The Second Half Begins
After the break, Daulton Varsho returned to Phoenix for a six-game homestand against two teams that his father played for — the Cubs and the Pittsburgh Pirates. In the four games he started, he batted .417/.563/.750 with a wOBA of .532 — 5-for-12 with a double, a homer, four walks, two stolen bases, two RBI, and four runs scored.
He rode this momentum into a five-game road trip. The trip ended with a pair against the Texas Rangers, but the first three games were a homecoming for Varsho — Wrigley Field, a four-hour drive from his parents, against the Cubs. Not only did his parents get to see him play, but it is a ballpark Varsho visited several times while growing up. In the three games at Wrigley, Varsho repeated his numbers from the recent homestand — 5-for-12 — but hit for more power, slashing .417/.462/1.000 with a double, two homers, a walk, six RBI, three runs scored, and a .594 wOBA.

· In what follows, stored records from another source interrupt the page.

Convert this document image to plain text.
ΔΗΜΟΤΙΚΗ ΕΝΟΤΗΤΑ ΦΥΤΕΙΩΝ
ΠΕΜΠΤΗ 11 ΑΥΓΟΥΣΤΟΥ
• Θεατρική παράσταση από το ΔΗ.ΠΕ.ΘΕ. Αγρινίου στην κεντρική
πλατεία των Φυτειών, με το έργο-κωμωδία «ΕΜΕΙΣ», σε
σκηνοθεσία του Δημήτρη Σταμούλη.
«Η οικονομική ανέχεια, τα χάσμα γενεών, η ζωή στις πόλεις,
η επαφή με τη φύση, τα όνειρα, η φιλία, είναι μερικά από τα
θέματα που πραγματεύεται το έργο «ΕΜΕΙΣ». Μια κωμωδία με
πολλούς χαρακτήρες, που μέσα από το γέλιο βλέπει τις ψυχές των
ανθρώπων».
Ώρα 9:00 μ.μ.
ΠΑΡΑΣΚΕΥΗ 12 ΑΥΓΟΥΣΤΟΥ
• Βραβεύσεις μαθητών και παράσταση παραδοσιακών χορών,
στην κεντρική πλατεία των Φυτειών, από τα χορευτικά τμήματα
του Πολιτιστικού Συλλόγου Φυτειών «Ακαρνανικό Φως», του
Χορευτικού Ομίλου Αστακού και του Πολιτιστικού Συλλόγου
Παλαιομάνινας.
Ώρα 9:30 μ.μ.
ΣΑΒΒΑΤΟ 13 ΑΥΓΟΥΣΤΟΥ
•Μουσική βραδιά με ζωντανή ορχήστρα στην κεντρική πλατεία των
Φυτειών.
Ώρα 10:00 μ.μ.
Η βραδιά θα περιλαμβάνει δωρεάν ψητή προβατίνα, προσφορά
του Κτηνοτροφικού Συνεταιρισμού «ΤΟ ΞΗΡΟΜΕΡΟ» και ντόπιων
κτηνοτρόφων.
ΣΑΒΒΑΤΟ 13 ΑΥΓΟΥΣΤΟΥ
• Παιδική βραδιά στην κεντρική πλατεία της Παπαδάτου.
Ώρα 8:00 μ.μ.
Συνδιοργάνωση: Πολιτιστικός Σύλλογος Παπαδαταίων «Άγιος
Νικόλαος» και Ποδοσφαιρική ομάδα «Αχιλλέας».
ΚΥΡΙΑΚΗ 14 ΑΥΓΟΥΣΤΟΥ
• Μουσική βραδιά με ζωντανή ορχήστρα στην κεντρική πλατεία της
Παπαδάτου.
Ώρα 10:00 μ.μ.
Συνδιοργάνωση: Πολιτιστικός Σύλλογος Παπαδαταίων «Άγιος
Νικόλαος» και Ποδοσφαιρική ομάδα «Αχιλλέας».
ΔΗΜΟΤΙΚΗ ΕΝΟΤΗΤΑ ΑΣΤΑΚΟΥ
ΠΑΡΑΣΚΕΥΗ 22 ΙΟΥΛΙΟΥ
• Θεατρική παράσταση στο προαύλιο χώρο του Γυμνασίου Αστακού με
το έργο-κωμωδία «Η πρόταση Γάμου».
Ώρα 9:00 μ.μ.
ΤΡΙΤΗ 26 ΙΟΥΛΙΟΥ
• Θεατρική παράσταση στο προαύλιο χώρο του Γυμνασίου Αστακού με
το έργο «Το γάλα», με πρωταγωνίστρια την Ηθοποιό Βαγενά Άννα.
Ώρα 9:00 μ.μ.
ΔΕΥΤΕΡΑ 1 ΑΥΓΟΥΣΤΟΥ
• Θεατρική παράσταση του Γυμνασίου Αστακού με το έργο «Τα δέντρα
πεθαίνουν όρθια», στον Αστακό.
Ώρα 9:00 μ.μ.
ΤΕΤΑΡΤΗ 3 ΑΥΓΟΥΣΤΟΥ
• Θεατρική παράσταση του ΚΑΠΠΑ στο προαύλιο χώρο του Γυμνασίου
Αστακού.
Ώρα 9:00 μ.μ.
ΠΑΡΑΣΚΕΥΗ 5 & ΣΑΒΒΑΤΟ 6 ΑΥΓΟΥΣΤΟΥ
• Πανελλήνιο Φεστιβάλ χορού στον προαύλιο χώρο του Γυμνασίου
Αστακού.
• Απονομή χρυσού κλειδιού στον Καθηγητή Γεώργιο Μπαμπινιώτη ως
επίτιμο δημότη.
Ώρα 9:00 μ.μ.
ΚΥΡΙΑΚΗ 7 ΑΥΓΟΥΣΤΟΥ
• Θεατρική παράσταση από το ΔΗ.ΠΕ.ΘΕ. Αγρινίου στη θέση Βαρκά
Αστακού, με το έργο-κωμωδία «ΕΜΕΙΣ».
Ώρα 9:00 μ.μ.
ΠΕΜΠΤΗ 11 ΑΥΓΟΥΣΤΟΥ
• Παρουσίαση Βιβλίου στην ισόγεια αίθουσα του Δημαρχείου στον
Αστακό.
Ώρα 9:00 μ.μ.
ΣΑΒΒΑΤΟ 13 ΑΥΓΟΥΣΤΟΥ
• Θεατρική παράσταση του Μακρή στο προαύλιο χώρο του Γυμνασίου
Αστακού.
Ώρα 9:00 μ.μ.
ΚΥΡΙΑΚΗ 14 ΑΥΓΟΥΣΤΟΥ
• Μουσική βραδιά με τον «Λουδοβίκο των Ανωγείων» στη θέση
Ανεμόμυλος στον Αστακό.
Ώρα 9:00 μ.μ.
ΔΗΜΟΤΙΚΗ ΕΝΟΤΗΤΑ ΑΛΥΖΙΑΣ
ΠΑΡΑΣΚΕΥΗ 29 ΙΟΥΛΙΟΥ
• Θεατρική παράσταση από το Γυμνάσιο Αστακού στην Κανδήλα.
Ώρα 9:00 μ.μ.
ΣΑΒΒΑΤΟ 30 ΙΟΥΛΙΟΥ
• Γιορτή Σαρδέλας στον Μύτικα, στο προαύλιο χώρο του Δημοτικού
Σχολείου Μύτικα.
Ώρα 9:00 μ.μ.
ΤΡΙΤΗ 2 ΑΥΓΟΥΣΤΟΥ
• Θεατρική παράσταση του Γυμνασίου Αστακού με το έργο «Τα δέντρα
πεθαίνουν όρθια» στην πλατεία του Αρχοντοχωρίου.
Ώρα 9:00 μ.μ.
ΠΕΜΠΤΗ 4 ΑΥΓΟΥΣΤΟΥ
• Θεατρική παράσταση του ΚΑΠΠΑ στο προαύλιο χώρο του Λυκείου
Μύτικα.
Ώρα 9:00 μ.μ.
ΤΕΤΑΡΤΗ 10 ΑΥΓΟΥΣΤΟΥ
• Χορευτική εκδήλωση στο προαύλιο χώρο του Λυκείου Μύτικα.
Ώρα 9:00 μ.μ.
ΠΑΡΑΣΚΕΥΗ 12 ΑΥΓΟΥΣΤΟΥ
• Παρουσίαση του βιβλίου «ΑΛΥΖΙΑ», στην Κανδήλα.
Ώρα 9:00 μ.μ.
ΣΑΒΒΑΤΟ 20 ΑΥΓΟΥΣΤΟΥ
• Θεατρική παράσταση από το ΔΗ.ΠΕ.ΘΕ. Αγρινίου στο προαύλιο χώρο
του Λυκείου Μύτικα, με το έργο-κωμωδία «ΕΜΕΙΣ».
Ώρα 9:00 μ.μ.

Varsho was happy to do well again, of course, but this meant a little bit more. “It’s nice to do it in front of family and friends,” he explained. “This game’s all about family. Knowing that they were able to come there, and that I can do well for them, I think that’s a cool thing for any guy who comes up here.” He continued, “It’s stressful. This whole year has been stressful, but it is stressful throughout any season, whether we’re winning or losing. But knowing that family is always going to be there — I think that is one thing that we don’t talk about enough. It was awesome that my family could experience it. Even though my dad played and coached for a long time, my parents can now kind of relive it again through me, so it’s pretty cool.”
“Running on Straight Adrenaline”
Three weekends after the second Cubs series, the Diamondbacks hosted a four-game series with the Padres. Varsho had a Friday and Saturday for the ages. On Friday, Varsho hit his first major league walk-off home run, a laser to right field off Craig Stammen. The following day, Varsho caught Tyler Gilbert’s no-hitter. “For two days, I was running on straight adrenaline. That was nothing that I’ve ever felt like in my baseball career, from when I started as a little kid on to now. Going from the walk-off to the no-hitter was (a) special feeling, and it was awesome.”
The Future for Daulton Varsho
Going forward, the coaches have told him to “Keep going the way you are, (and) everything will fall into place,” according to Varsho. He wants to keep doing well as an individual, but contributing to the success of his team is more important to him. That was another great lesson he took from the aforementioned series at Dodger Stadium. “We can compete with the best teams in our division. In our division, our top three teams are amongst the top three teams in all of baseball.” He mentioned that the team’s inconsistency at closing out games was frustrating, given how many games they had played well enough in to win.
If Varsho can make his play since the All-Star Break be commonplace, that should go a long way toward turning the Diamondbacks around. As mentioned before, that is more important to Varsho than individual success.
And to think it all started with a simple home run in Dodger Stadium the day before the All-Star Break.